Stick It

Von is sad about the slow demise of manual transmissions. I am, too. But only a little.

My first car was a manual. My father bought it for me when i came home from college on a t-giving break. He picked me up at the Albany train station, and said "This [this beetle-green Hyundai Excel] is your car! I'll drive to the Northway (aka I87), and then you can take it from there". I'd driven motorcycles before, so I knew what I had to do, but I'd never driven a stick-shift car. Still, here's no better teacher than necessity, so, I learned how to drive manual in 70mph traffic - to make it even more challenging, I wasn't allowed to go more than 55mph because this was the car's first day out, and we Had To Obey The Manual which explicitly said we shouldn't exceed 55mph for the first 500 miles.

While I was there, I took my brother for a drive and, embarrassingly, stalled many times at stop signs and such. Ugh. But after a week of driving around my home town, it was time to go back to school.

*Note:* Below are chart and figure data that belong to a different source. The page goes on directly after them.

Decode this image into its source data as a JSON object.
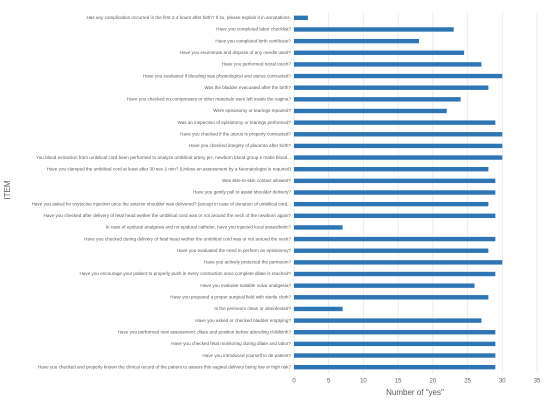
{
  "chart_data": {
    "type": "barh",
    "categories": [
      "Has any complication occurred in the first 2-4 hours after birth? If so, please explain it in annotations.",
      "Have you completed labor checklist?",
      "Have you completed birth certificate?",
      "Have you enumerate and dispose of any needle used?",
      "Have you performed rectal touch?",
      "Have you evaluated if bleeding was physiological and uterus contracted?",
      "Was the bladder evacuated after the birth?",
      "Have you checked no compresses or other materials were left inside the vagina?",
      "Were episiotomy or tearings repaired?",
      "Was an inspection of episiotomy or tearings performed?",
      "Have you checked if the uterus is properly contracted?",
      "Have you checked integrity of placenta after birth?",
      "You blood extraction from umbilical cord been performed to analyze umbilical artery pH, newborn blood group e make blood...",
      "Have you clamped the umbilical cord at least after 30 sec-1 min? (Unless an assessment by a Neonatologist is required)",
      "Was skin-to-skin contact allowed?",
      "Have you gently pull to assist shoulder delivery?",
      "Have you asked for oxytocine injection once the anterior shoulder was delivered? (except in case of donation of umbilical cord...",
      "Have you checked after delivery of fetal head wether the umbilical cord was or not around the neck of the newborn again?",
      "In case of epidural analgesia and no epidural catheter, have you injected local anaesthetic?",
      "Have you checked during delivery of fetal head wether the umbilical cord was or not around the neck?",
      "Have you evaluated the need to perform an episiotomy?",
      "Have you actively protected the perineum?",
      "Have you encourage your patient to properly push in every contraction once complete dilate is reached?",
      "Have you evaluate suitable vulva analgesia?",
      "Have you prepared a proper surgical field with sterile cloth?",
      "Is the perineum clean or desinfected?",
      "Have you asked or checked bladder emptying?",
      "Have you performed new assessment: dilate and position before attending childbirth?",
      "Have you checked fetal monitoring during dilate and labor?",
      "Have you introduced yourself to de patient?",
      "Have you checked and properly known the clinical record of the patient to assess this vaginal delivery being low or high risk?"
    ],
    "values": [
      2,
      23,
      18,
      24.5,
      27,
      30,
      28,
      24,
      22,
      29,
      30,
      30,
      30,
      28,
      29,
      29,
      28,
      29,
      7,
      29,
      28,
      30,
      29,
      26,
      28,
      7,
      27,
      29,
      29,
      29,
      29
    ],
    "color": "#2e75b6",
    "xlim": [
      0,
      35
    ],
    "xticks": [
      0,
      5,
      10,
      15,
      20,
      25,
      30,
      35
    ],
    "xlabel": "Number of \"yes\"",
    "ylabel": "ITEM",
    "grid": true
  }
}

It was on the way, so I stopped in Syracuse to see my mother and sisters. She was living up near S.U., at the time. S.U. is on a hill. Because it's Syracuse, there was snow the night before, which melted, and then refroze by the time I got into town. And when I started up the hill to her place, I caught a red light on a steep, black-icy, side street. Of course there was a car behind me. And of course the ice was so slick I was sliding backwards just waiting for the light. And when that light changed. I stepped on the gas, popped the clutch, and that little Hyundai screamed it's skinny little tires on the ice - and the car in back of me eased back away from me - until they dug through and caught pavement and we went rocketing up the hill like a cheap teal demon - bug-eyed and white-knuckled, screaming and trembling.

Good times!

Also, Animals is better than The Final Cut.

10 thoughts on “Stick It

  1. dogbreath

    Animals is more than better. It was clearly the best. Especially when Les Claypool does it.

  2. Cris

    [From the ObWi post]

    A manual requires you to actually drive — to think about what you’re doing and going to do. You get control, fun, and selective wheelspin. Your skill matters again: You can get good at driving a stick shift, at executing a heel-toe, and using the throttle to steer out of a corner (RWD only). Life needs more useless proficiencies like these.

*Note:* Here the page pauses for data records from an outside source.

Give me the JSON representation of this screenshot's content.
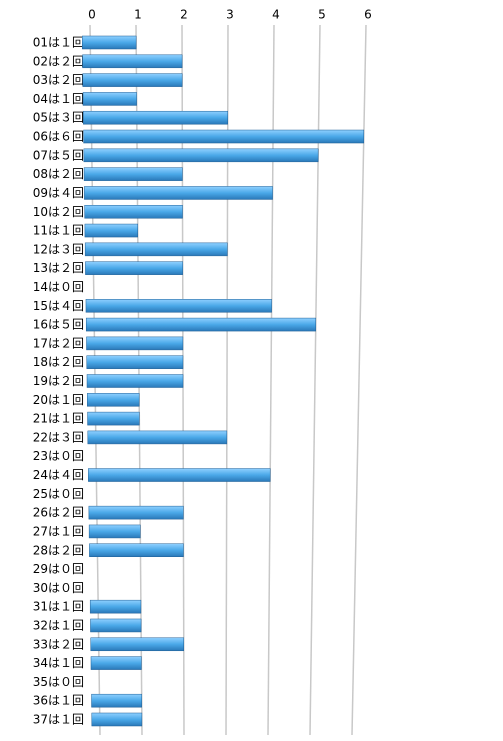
{
  "chart_data": {
    "type": "bar",
    "orientation": "horizontal",
    "categories": [
      "01は１回",
      "02は２回",
      "03は２回",
      "04は１回",
      "05は３回",
      "06は６回",
      "07は５回",
      "08は２回",
      "09は４回",
      "10は２回",
      "11は１回",
      "12は３回",
      "13は２回",
      "14は０回",
      "15は４回",
      "16は５回",
      "17は２回",
      "18は２回",
      "19は２回",
      "20は１回",
      "21は１回",
      "22は３回",
      "23は０回",
      "24は４回",
      "25は０回",
      "26は２回",
      "27は１回",
      "28は２回",
      "29は０回",
      "30は０回",
      "31は１回",
      "32は１回",
      "33は２回",
      "34は１回",
      "35は０回",
      "36は１回",
      "37は１回"
    ],
    "values": [
      1,
      2,
      2,
      1,
      3,
      6,
      5,
      2,
      4,
      2,
      1,
      3,
      2,
      0,
      4,
      5,
      2,
      2,
      2,
      1,
      1,
      3,
      0,
      4,
      0,
      2,
      1,
      2,
      0,
      0,
      1,
      1,
      2,
      1,
      0,
      1,
      1
    ],
    "color": "#4aa8e8",
    "xlim": [
      0,
      6.5
    ],
    "xticks": [
      0,
      1,
      2,
      3,
      4,
      5,
      6
    ],
    "grid": true
  }
}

    Sounds like Von is a Java programmer. Setting up a servlet seems to require a lot of useless proficiencies, too. I’d prefer to have the architecture just work out of the box, thanks.

  3. general panzer

    i have owned only two vehicles and both were manual – a 1984 vw jetta gli ( 177,000 miles when it died ) and a 1997 honda cr-v ex ( 100,000 miles and still rolling ). both were 5 speeds and both have been most excellent to drive. learning how to drive a manual secured me two jobs – one job involved tractors and the other involved large stake trucks. plus manual transmissions are much less expensive to repair.

  4. Rob Caldecott

    Most cars in the UK are manual. I’ve only ever driven an automatic once and found it hard to resist using one foot for the brake and the other for the accelerator. Once I tucked my left foot under the seat it got a lot easier. :)

    Apparently you can learn to drive in an automatic and hold a special automatic-only license but I’ve never met anyone who’s done this.

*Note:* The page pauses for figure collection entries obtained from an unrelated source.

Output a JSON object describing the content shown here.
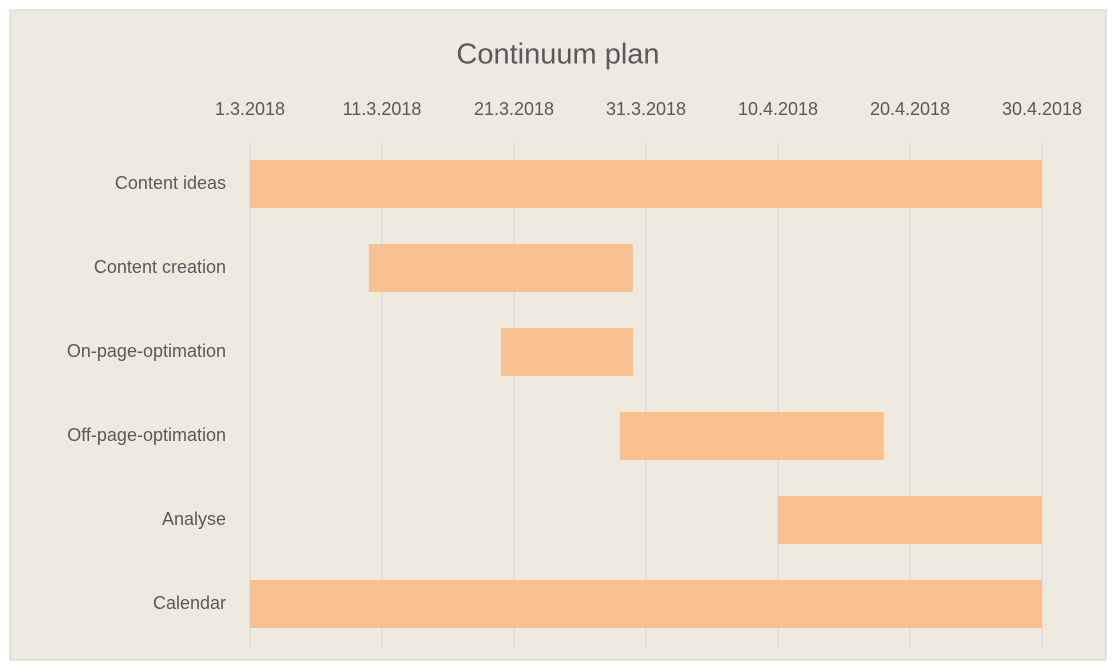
{
  "chart_data": {
    "type": "gantt",
    "title": "Continuum plan",
    "categories": [
      "Content ideas",
      "Content creation",
      "On-page-optimation",
      "Off-page-optimation",
      "Analyse",
      "Calendar"
    ],
    "start": [
      "2018-03-01",
      "2018-03-10",
      "2018-03-20",
      "2018-03-29",
      "2018-04-10",
      "2018-03-01"
    ],
    "end": [
      "2018-04-30",
      "2018-03-30",
      "2018-03-30",
      "2018-04-18",
      "2018-04-30",
      "2018-04-30"
    ],
    "color": "#f8bf8f",
    "xlim": [
      "2018-03-01",
      "2018-04-30"
    ],
    "xticks": [
      {
        "value": "2018-03-01",
        "label": "1.3.2018"
      },
      {
        "value": "2018-03-11",
        "label": "11.3.2018"
      },
      {
        "value": "2018-03-21",
        "label": "21.3.2018"
      },
      {
        "value": "2018-03-31",
        "label": "31.3.2018"
      },
      {
        "value": "2018-04-10",
        "label": "10.4.2018"
      },
      {
        "value": "2018-04-20",
        "label": "20.4.2018"
      },
      {
        "value": "2018-04-30",
        "label": "30.4.2018"
      }
    ],
    "grid": true
  }
}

    And I prefer Wish You Were Here to Dark Side of the Moon … just.

  5. cleek

    I’ve only ever driven an automatic once and found it hard to resist using one foot for the brake and the other for the accelerator. Once I tucked my left foot under the seat it got a lot easier. :)

    totally. my last two cars were stick. when i got my current one, an automatic, my left foot was bored and twitchy.